“ANCHE ENTITA’ ESTERNE ALLA MAFIA SONO INTERESSATE A UCCIDERE DI MATTEO”
LA RIVELAZIONE DEL BOSS PENTITO
Fino a qualche giorno fa, era uno degli irriducibili di Cosa nostra al carcere duro. Oggi, è un uomo che dice di avere paura per quello che potrebbe accadere a Nino Di Matteo, il pubblico ministero del processo “trattativa”.
Vito Galatolo, 40 anni, rampollo di una delle famiglie mafiose più blasonate, ha deciso di collaborare con la giustizia: «Perchè sono assalito da un turbamento interiore», ha detto.
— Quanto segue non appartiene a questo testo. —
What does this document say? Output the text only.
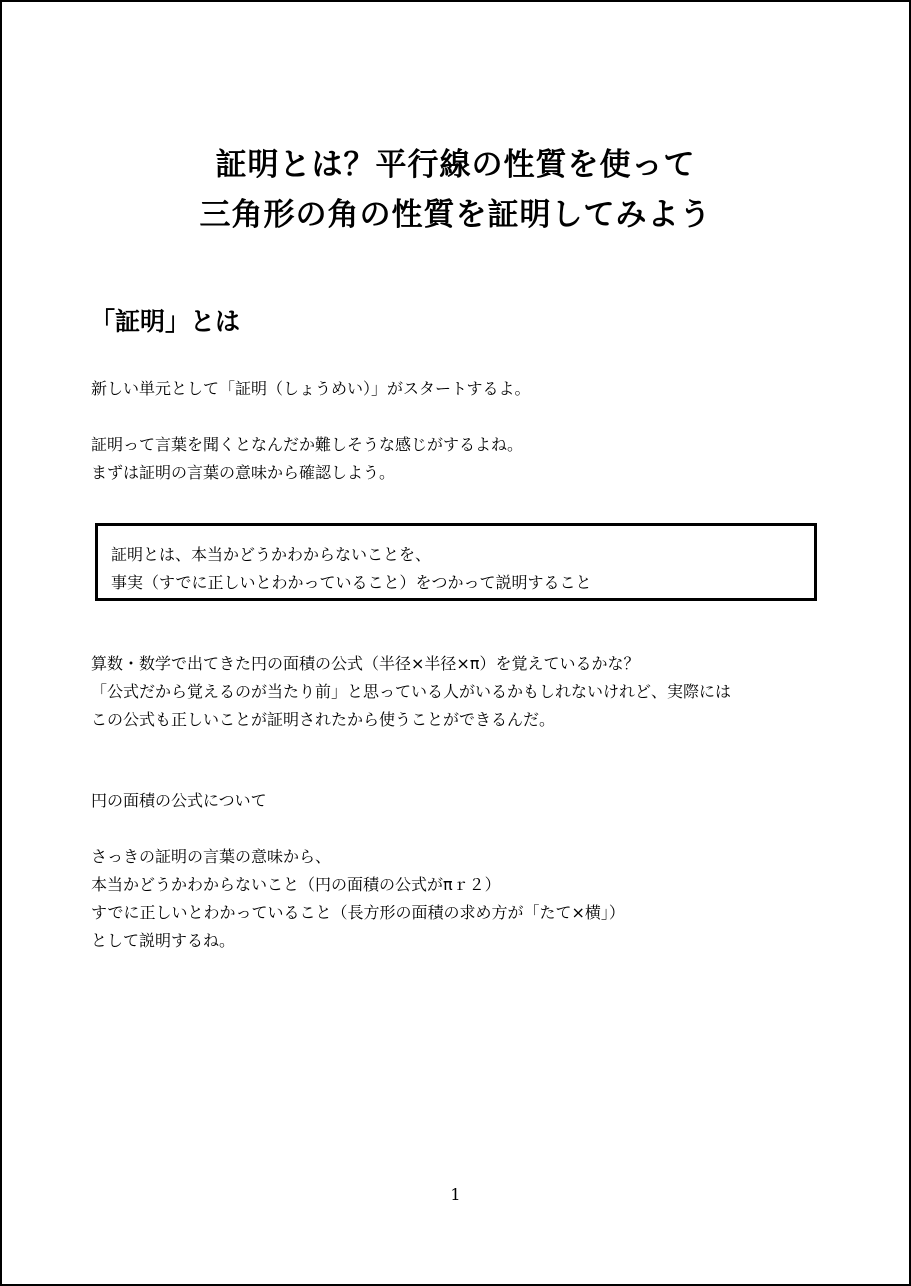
証明とは？平行線の性質を使って
三角形の角の性質を証明してみよう
「証明」とは
新しい単元として「証明（しょうめい）」がスタートするよ。
証明って言葉を聞くとなんだか難しそうな感じがするよね。
まずは証明の言葉の意味から確認しよう。
証明とは、本当かどうかわからないことを、
事実（すでに正しいとわかっていること）をつかって説明すること
算数・数学で出てきた円の面積の公式（半径×半径×π）を覚えているかな？
「公式だから覚えるのが当たり前」と思っている人がいるかもしれないけれど、実際には
この公式も正しいことが証明されたから使うことができるんだ。
円の面積の公式について
さっきの証明の言葉の意味から、
本当かどうかわからないこと（円の面積の公式がπｒ２）
すでに正しいとわかっていること（長方形の面積の求め方が「たて×横」）
として説明するね。
1
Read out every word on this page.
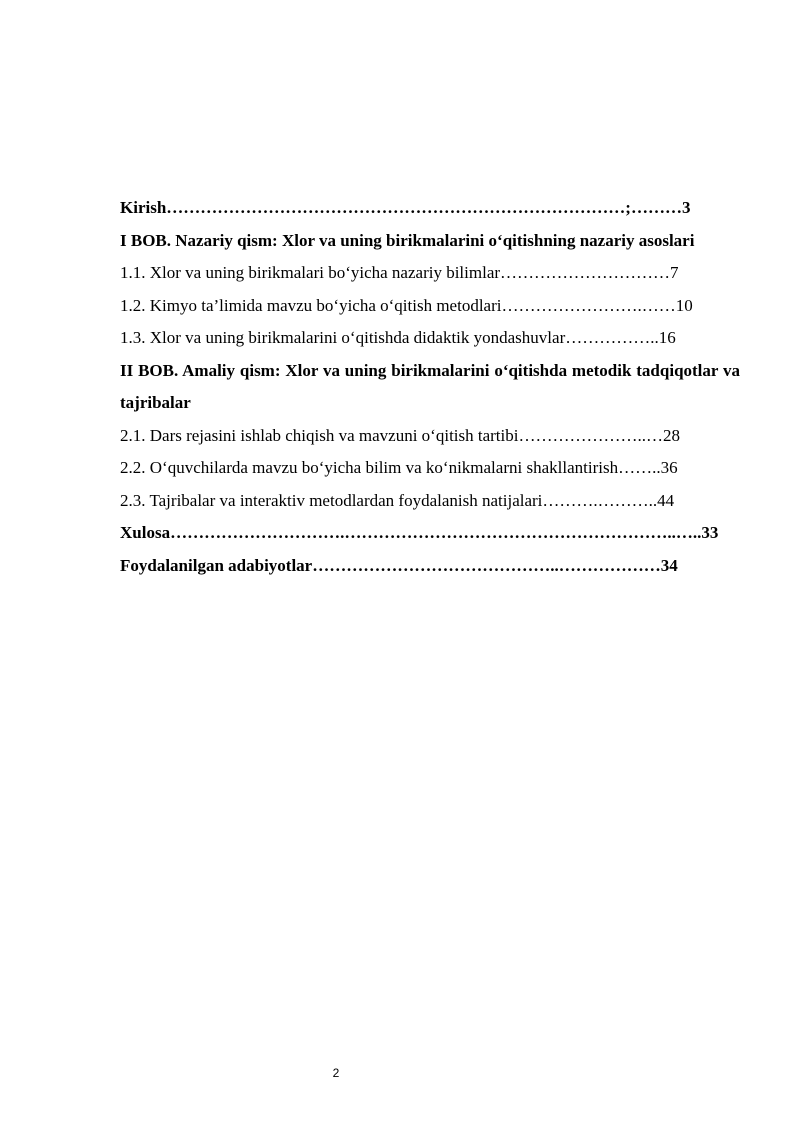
Kirish………………………………………………………………………;………3
I BOB. Nazariy qism: Xlor va uning birikmalarini oʻqitishning nazariy asoslari
1.1. Xlor va uning birikmalari boʻyicha nazariy bilimlar…………………………7
1.2. Kimyo ta’limida mavzu boʻyicha oʻqitish metodlari…………………….……10
1.3. Xlor va uning birikmalarini oʻqitishda didaktik yondashuvlar……………..16
II BOB. Amaliy qism: Xlor va uning birikmalarini oʻqitishda metodik tadqiqotlar va tajribalar
2.1. Dars rejasini ishlab chiqish va mavzuni oʻqitish tartibi…………………..…28
2.2. Oʻquvchilarda mavzu boʻyicha bilim va koʻnikmalarni shakllantirish……..36
2.3. Tajribalar va interaktiv metodlardan foydalanish natijalari……….………..44
Xulosa………………………….…………………………………………………..…..33
Foydalanilgan adabiyotlar……………………………………..………………34
2
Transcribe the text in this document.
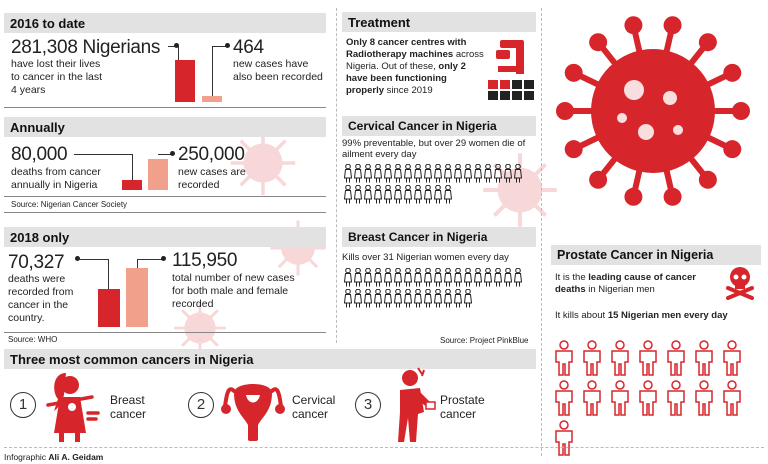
2016 to date
281,308 Nigerians
have lost their lives to cancer in the last 4 years
464
new cases have also been recorded
Annually
80,000
deaths from cancer annually in Nigeria
250,000
new cases are recorded
Source: Nigerian Cancer Society
2018 only
70,327
deaths were recorded from cancer in the country.
115,950
total number of new cases for both male and female recorded
Source: WHO
Treatment
Only 8 cancer centres with Radiotherapy machines across Nigeria. Out of these, only 2 have been functioning properly since 2019
Cervical Cancer in Nigeria
99% preventable, but over 29 women die of ailment every day
Breast Cancer in Nigeria
Kills over 31 Nigerian women every day
Source: Project PinkBlue
Prostate Cancer in Nigeria
It is the leading cause of cancer deaths in Nigerian men
It kills about 15 Nigerian men every day
Three most common cancers in Nigeria
1	Breast cancer
2	Cervical cancer
3	Prostate cancer
Infographic Ali A. Geidam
E mentre svelava il progetto di attentato nei confronti del pm Di Matteo ha avvertito: «All’eliminazione del magistrato sono interessate anche entità esterne a Cosa nostra».
Vito Galatolo ha spiegato di essere stato incaricato di coordinare i preparativi dell’attentato nel dicembre 2012.
Preparativi che sarebbero andati avanti in questi mesi.
Poi, nel giugno scorso Galatolo è stato arrestato dal nucleo di polizia valutaria della Finanza. Ed è finito presto al carcere duro.
La settimana scorsa, ha chiesto di parlare con Di Matteo, e gli ha rivelato il progetto di morte.
Ieri, Galatolo ha iniziato ufficialmente la sua collaborazione con la giustizia: ad interrogarlo, in una località segreta, sono stati il procuratore aggiunto di Palermo Vittorio Teresi e il procuratore capo di Caltanissetta Sergio Lari.
Intanto, gli investigatori della Dia correvano a Mestre, per trasferire la moglie e i figli del capomafia in un posto sicuro.
Al Palazzo di giustizia di Palermo, invece, torna l’incubo dei mandanti esterni.
Perchè in quel dicembre 2012 Cosa nostra iniziò a progettare un attentato contro Nino Di Matteo, l’animatore del pool che indaga sulla trattativa Stato-mafia?
È un mistero. Galatolo sostiene di essersi occupato solo della fase esecutiva del progetto di attentato.
Al momento, restano solo le coincidenze, inquietanti: nel dicembre di due anni fa, i pm di Palermo avviavano l’indagine sui servizi deviati e su vecchi rapporti fra 007 ed esponenti della destra eversiva.
È l’inchiesta bis sulla trattativa: in questi mesi è stata scandita da un’escalation di lettere anonime, che hanno fatto salire la tensione alle stelle attorno al pool di Palermo.
Tensione che resta altissima, mentre un gruppo di esperti inviati dal Viminale continua a verificare il sistema di sicurezza attorno a Di Matteo.
C’è grande attesa per quello che potrebbe svelare Vito Galatolo, perchè da sempre la famiglia dell’Acquasanta è sospettata di avere rapporti con esponenti deviati dei servizi di sicurezza.
Nel 1989, i Galatolo organizzarono l’attentato a Giovanni Falcone sul litorale dell’Addaura, attentato che poi fallì.
E qualche giorno dopo, il giudice pronunciò la frase diventata il simbolo dei misteri siciliani: «Ci troviamo di fronte a menti raffinatissime».
Il segreto è nel quartier generale dei Galatolo, vicolo Pipitone, a due passi dal bellissimo porticciolo dell’Acquasanta.
Lì, negli anni Ottanta, si riunivano i sicari di Riina prima di eseguire gli omicidi eccellenti.
Oggi, in vicolo Pipitone c’è un silenzio pesante, rotto solo dalle urla di un uomo, che intima al cronista di Repubblica: «Vai via subito».
Vito Galatolo potrebbe provocare presto uno squarcio nei segreti di Cosa nostra. Anche sua sorella collabora con la giustizia, da un anno.
Il vecchio Vincenzo Galatolo, l’ombra di Totò Riina, resta in silenzio nella sua cella al 41 bis.